Find a non injective function between a set of integers and itself Say we have a set of integers:
$ A = \left\{1,2,6,8\right\}$ is there any way to find a non-injective function that when fed any of the numbers in $A$ gives another number in $A$ (Basically a non-injective surjection between $A$ and itself)
EDIT: To clarify, set $A$ is an example. I want to know a general algorithm for determining a function to do this with any set.
 A: If $A$ is finite, you cannot do this. The reason is that if $A$ is a finite set, then $f\colon A\to A$ is injective if and only if it is surjective if and only if it is bijective.
If you just look for a non-injective function without fixed points (namely, it never satisfies $f(x)=x$), you can do it granted $A$ has at least two elements.
Pick $a,b\in A$ and define $f(x)=\begin{cases} a & x\neq a\\ b & x=a\end{cases}$.
A: Let's forget "injective" and "surjective" for a moment. It sounds as if the thing you want might be this:
(a) for every $a \in A$, we have $f(a) \ne a$, and 
(b) for every $a \in A$, there's some element $p$ with $f(p) = a$.
The second of these is called "surjectivity," but the first is not called "non injectivity" --- I'm not sure that it has a name. 
In general, the answer is "yes" (except in one special case). One solution breaks into five cases:


*

*$A$ is empty. The vacuous function satisfies both conditions. 

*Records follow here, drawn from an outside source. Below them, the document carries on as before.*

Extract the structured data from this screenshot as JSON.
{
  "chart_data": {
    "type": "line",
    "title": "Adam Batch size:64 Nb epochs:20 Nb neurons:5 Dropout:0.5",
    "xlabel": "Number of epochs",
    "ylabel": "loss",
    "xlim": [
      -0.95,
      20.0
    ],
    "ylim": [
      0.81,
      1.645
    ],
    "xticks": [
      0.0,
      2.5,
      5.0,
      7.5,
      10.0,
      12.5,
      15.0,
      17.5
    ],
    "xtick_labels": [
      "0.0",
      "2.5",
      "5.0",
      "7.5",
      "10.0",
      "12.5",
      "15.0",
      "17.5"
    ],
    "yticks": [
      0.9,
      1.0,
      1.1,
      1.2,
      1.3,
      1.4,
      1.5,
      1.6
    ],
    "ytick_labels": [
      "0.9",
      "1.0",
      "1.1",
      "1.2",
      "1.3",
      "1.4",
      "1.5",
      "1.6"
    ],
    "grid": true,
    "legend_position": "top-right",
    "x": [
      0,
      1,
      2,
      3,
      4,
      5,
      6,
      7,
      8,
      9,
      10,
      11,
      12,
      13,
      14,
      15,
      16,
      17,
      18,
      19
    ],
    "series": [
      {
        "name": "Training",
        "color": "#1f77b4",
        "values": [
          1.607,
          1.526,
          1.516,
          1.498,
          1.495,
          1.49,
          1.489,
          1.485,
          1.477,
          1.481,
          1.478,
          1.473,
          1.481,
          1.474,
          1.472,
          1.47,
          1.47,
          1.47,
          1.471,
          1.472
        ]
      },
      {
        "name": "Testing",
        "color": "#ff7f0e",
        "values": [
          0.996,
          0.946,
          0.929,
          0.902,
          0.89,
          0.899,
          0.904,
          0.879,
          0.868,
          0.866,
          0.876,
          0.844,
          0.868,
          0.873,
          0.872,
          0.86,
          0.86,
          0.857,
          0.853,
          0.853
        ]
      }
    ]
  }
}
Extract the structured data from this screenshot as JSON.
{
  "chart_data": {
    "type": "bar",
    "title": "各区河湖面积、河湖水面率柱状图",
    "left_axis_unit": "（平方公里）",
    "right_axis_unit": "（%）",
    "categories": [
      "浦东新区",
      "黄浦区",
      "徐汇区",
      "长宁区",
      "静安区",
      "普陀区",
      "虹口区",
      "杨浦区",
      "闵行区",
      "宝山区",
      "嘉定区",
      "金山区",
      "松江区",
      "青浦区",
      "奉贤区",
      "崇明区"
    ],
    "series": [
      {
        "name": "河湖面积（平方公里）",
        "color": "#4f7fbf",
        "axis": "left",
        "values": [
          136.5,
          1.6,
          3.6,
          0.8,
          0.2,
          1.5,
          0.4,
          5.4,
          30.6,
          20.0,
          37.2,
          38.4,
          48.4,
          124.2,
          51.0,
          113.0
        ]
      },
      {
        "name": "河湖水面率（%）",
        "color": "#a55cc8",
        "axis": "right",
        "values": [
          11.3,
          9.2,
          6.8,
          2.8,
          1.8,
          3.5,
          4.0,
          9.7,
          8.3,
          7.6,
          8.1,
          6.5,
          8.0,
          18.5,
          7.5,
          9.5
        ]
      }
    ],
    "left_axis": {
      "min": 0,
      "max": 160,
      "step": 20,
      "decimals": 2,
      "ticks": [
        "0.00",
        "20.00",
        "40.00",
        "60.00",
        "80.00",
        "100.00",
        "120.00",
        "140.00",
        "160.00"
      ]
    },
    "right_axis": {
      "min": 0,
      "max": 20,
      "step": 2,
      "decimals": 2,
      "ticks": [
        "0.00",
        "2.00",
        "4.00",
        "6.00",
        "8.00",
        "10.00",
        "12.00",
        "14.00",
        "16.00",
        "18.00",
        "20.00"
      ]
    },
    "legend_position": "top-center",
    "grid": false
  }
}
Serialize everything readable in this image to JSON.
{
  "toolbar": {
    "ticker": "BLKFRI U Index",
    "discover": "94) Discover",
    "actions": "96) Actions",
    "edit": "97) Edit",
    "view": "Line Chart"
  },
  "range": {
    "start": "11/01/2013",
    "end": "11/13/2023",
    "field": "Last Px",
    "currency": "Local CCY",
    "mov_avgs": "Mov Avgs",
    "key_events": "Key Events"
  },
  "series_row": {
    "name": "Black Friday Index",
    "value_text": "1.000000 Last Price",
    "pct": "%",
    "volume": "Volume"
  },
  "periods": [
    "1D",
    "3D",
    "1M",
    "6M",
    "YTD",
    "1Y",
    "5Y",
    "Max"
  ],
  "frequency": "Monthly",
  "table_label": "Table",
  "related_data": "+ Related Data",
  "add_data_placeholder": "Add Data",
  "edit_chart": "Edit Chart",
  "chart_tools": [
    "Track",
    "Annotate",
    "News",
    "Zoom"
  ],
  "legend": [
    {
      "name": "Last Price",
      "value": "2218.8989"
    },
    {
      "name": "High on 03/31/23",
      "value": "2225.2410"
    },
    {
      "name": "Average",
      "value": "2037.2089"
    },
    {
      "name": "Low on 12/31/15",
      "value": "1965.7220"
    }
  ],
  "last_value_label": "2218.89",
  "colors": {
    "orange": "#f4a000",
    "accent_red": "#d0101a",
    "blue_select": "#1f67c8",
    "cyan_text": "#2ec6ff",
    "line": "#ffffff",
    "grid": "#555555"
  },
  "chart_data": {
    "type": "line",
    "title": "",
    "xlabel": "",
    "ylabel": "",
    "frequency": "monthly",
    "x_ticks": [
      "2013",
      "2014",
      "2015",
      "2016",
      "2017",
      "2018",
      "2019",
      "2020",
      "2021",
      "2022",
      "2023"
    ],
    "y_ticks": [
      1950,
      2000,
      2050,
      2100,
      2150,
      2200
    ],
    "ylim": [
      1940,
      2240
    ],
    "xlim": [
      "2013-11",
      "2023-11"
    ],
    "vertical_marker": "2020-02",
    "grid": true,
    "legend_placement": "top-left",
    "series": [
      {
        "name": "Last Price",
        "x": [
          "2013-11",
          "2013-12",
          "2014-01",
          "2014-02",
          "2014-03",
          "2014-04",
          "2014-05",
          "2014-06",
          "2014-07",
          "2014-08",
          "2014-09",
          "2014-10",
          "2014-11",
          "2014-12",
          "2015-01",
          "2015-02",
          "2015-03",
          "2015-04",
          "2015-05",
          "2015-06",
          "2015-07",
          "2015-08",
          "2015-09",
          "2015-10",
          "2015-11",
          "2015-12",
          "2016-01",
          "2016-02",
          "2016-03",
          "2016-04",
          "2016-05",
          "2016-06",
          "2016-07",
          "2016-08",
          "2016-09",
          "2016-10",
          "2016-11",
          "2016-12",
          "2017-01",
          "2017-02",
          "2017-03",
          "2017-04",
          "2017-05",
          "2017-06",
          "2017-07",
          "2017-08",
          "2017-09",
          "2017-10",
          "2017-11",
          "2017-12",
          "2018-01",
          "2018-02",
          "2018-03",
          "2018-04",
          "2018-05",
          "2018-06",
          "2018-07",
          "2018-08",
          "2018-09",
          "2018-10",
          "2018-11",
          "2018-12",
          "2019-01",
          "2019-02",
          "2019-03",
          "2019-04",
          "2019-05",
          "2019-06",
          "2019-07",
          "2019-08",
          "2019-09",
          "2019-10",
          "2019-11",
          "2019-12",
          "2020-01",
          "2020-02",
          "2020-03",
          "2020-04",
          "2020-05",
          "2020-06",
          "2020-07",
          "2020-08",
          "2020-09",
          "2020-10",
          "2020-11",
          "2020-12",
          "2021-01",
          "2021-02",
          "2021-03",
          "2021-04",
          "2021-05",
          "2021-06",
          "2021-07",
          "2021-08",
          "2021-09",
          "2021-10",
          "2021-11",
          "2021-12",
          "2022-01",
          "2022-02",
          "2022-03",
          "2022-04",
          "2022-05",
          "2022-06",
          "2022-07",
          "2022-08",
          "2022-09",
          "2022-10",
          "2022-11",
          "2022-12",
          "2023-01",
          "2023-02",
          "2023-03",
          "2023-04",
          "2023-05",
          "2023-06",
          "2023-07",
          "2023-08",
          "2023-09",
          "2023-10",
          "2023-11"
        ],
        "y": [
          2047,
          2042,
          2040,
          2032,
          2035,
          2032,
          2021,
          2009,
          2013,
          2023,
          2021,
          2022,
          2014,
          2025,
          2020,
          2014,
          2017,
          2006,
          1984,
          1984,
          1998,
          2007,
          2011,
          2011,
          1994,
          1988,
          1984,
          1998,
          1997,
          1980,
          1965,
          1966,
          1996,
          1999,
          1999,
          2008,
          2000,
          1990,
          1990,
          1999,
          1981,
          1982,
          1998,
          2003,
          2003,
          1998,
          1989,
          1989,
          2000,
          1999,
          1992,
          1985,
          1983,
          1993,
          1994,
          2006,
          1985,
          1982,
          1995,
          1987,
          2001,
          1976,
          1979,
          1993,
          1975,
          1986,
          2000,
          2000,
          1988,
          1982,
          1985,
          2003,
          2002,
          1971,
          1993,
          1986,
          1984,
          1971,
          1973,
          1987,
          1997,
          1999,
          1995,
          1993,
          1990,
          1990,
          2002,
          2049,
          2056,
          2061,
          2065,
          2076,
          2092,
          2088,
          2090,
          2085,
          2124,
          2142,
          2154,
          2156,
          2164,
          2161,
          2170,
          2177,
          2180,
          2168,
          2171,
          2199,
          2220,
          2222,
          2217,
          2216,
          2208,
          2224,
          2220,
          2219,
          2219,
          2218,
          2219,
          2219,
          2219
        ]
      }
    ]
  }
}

*$A$ has one element: then there's only one function from $A$ to $A$, and it satisfies condition (b), but not condition (a). 

*$A$ is finite, nonempty Then number the elements in increasing order, so that
$$
a_1 < a_2 < a_3 < \ldots < a_k
$$
for some $k \ge 2$. Define $f(a_1) = a_2, f(a_2) = a_3, \ldots, f(a_{k-1}) = a_k$, and $f(a_k) = a_1$. 

*$A$ is infinite, but bounded below (i.e., it has a least element). Again, place the elements in increasing order, and define
$$
f(a_1) = a_2, f(a_2) = a_1 \\
f(a_3) = a_4, f(a_4) = a_3 \\
...
$$
and so on.  The case where $A$ is infinite but  bounded above is similar. 

*$A$ is infinite, but neither bounded below nor above. Again, the elements of $A$ can be ordered by "less than"; define $f$ to send each element $a\in A$ to the next higher element of $A$ (much as in case 3, but without the "wrap around" for the "last" element)).